Poetics and Polyphony
“For Goethe, the compendium is a book in which the manifold and the particulars are put together and at the same time linked together as a whole.”
But Goethe does not stop at reflecting on the collective as a social principle, but extends his considerations, like Emerson after him, to the field of poetics: The Journeyman Years are a work “that announces itself as collective,” he writes in a letter. This is clearly expressed in the aphoristic appendix of the novel, entitled “From Makarie’s Archives”: “The sciences on the whole are always moving away from life and return to it only by detour. / For they are actually compendia of life; they bring outer and inner experiences together into a general picture.” For Goethe, the core term of these sentences, the ‘compendium,’ is closely related to the concept of the collective. For him, the compendium is a book in which the manifold and the particulars are placed alongside one another and at the same time linked together as a whole. The individual does not get lost in the whole or even dissolve into it, but on the contrary, it first comes into its own. What Makarie embodies as a person in intellectual and social terms, finds its aesthetic counterpart in Makarie’s archive – and therefore in his Goethe’s novel itself.
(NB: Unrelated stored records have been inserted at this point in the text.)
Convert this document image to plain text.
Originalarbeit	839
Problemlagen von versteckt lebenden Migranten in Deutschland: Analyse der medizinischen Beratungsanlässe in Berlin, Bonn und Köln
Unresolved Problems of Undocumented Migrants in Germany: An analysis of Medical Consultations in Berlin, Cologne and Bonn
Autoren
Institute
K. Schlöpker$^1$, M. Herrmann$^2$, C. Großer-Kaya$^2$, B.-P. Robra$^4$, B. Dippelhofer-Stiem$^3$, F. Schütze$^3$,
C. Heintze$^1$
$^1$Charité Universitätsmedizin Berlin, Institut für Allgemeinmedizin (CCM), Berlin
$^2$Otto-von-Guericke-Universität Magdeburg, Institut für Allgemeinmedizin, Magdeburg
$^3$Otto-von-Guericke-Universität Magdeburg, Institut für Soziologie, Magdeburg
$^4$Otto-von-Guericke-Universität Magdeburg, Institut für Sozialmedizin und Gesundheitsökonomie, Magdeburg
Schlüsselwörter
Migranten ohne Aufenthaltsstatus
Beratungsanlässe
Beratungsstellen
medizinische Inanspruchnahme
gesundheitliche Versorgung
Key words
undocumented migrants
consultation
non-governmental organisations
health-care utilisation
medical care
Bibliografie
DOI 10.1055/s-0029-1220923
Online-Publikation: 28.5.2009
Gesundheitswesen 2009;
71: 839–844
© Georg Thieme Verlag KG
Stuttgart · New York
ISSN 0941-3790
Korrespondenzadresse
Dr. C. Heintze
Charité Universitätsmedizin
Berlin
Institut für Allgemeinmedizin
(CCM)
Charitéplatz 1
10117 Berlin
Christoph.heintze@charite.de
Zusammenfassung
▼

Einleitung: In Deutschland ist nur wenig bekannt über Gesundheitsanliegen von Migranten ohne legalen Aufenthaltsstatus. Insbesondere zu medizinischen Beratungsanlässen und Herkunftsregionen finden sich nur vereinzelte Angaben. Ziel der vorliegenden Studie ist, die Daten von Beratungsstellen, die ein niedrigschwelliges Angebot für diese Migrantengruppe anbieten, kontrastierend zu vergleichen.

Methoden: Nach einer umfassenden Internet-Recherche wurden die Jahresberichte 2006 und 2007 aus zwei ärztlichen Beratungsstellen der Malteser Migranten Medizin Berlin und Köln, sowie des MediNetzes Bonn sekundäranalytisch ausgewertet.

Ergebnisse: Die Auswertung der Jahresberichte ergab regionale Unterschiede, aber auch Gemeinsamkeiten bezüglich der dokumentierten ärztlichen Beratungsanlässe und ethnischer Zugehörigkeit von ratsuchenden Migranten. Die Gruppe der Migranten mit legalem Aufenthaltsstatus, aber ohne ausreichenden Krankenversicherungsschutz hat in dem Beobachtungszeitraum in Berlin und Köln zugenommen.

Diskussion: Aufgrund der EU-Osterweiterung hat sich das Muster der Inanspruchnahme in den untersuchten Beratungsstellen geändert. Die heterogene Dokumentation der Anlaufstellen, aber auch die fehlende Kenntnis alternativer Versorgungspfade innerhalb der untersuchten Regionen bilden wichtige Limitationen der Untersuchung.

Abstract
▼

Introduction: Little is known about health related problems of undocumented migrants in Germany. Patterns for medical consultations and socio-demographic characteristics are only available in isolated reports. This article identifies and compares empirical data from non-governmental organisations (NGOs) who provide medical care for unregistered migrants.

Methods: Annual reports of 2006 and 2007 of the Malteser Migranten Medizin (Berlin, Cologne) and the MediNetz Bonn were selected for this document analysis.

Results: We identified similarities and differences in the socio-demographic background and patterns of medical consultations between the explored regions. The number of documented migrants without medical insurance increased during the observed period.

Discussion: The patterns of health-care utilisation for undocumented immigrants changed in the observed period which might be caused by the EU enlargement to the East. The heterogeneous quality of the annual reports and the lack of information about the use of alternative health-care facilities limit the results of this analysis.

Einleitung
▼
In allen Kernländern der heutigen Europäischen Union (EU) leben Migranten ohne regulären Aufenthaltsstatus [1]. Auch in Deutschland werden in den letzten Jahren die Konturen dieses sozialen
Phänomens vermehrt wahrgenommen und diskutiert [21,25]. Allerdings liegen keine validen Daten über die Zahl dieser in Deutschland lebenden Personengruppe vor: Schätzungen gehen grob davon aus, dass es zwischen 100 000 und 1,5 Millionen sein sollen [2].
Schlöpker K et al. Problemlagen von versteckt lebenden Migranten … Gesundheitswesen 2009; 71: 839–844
The poetic text is for Goethe both at the same time: a form of expression and a medium of reflection on the collective as a basic social and aesthetic problem. What Emerson placed at the centre of his conception of American culture and literature, what Whitman reflects in his self-characterization as a “multitude” and which still resonates in Hutchins and Niebuhr – basically all this is already in place with Goethe, indeed it only needed to be put together. Above all, it becomes clear that the reconstruction of the collective is at the same time an intellectual history of the “Open Society” (Karl Popper), understood as a social and political community of the many and the different. It is an idea that has not lost its explosiveness and relevance to this day.